A degradação da confiança chega ao ponto de levar boa parte das pessoas a avaliar o festejado (e copiado) sistema eletrônico de votação como vulnerável; 4% têm certeza absoluta de que o voto pode ser identificado, 17% tendem a concordar, embora com menos firmeza, e 14% não concordam nem discordam, o que já é suficiente para incluí-los no rol dos desconfiados.
Diante da insignificância da ocorrência de fraudes e contestações de resultados nas últimas eleições, isso mostra o quanto estão embaralhadas as coisas nessa seara. Da percepção negativa transita-se para a avaliação equivocada, daí, para as conclusões precipitadas e, sob determinados aspectos, completamente deformadas no tocante ao papel de cada um, representantes e representados.
Reza a regra tácita que o eleito é amoral por natureza e o eleitor uma vítima inocente da falta de ética dessa gente, cujo propósito primeiro é se eleger para se locupletar.

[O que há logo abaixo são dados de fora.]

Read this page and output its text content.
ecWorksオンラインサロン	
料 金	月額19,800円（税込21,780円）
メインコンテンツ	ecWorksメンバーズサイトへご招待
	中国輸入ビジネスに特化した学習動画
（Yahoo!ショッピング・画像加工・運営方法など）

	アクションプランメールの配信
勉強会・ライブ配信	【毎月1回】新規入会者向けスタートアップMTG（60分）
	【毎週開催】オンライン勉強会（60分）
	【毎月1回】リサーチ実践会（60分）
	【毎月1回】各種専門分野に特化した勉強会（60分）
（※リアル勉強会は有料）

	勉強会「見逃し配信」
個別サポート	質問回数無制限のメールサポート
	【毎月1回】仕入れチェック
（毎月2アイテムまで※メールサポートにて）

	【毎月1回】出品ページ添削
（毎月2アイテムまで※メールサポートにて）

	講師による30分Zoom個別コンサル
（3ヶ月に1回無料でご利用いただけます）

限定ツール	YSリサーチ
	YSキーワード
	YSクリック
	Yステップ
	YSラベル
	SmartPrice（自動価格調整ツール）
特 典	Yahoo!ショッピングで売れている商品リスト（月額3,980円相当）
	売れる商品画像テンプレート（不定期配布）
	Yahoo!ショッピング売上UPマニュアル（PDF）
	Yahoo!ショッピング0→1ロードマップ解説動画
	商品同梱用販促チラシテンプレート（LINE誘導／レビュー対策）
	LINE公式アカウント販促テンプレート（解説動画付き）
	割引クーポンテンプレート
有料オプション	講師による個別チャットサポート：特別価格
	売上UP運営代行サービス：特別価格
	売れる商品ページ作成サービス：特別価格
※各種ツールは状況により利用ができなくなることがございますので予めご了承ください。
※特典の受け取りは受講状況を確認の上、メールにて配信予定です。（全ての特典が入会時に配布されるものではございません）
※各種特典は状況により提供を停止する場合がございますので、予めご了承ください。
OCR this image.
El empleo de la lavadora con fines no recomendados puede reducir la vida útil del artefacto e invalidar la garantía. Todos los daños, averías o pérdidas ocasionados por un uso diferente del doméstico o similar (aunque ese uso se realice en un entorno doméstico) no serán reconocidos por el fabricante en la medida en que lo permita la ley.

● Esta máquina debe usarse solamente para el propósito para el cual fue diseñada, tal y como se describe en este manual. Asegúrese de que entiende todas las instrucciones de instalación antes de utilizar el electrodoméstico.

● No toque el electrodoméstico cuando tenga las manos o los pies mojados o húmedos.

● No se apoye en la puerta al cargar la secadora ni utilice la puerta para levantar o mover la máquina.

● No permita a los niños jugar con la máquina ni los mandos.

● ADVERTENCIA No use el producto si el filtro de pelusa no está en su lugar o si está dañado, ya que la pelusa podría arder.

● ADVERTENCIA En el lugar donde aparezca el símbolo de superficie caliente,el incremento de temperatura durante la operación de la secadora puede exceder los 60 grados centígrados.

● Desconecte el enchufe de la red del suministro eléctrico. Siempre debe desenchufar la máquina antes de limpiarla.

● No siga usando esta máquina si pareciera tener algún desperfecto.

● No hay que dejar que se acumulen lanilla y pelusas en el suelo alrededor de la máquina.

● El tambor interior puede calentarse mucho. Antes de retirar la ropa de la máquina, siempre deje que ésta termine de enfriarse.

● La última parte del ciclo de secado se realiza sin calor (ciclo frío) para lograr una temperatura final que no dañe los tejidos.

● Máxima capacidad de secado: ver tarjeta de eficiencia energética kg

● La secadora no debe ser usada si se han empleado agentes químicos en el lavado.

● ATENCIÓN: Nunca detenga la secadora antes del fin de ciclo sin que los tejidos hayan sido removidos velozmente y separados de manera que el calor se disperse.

Até temos exemplos aos magotes que sustentam a tese. Mas os números apurados pelo Vox Populi mostram, no mínimo, a existência de interesseiros dos dois lados. Do balcão, já que o caso é de fisiologismo crônico de parte a parte.
Nada menos que 42% dos entrevistados acham que é obrigação dos políticos fazer frente a despesas de seus eleitores, como pagamento de contas de hospitais, enterros, material escolar, uma ajudazinha em espécie, essas coisas.
Outros 40% não consideram o assistencialismo obrigatório na atividade política, embora o vejam como necessário. Só uma minoria bem minoritária mesmo (17%) repudia a prática da troca do voto por vantagens pessoais.
Mais de 60% dos entrevistados disseram que conhecem alguém (provavelmente falavam de si) disposto a se vender a um candidato. Alguma diferença do que ocorre nas relações entre o Poder Executivo e aquela parte do Legislativo que põe seu mandato a serviço da formação de maiorias em troca de cargos e verbas?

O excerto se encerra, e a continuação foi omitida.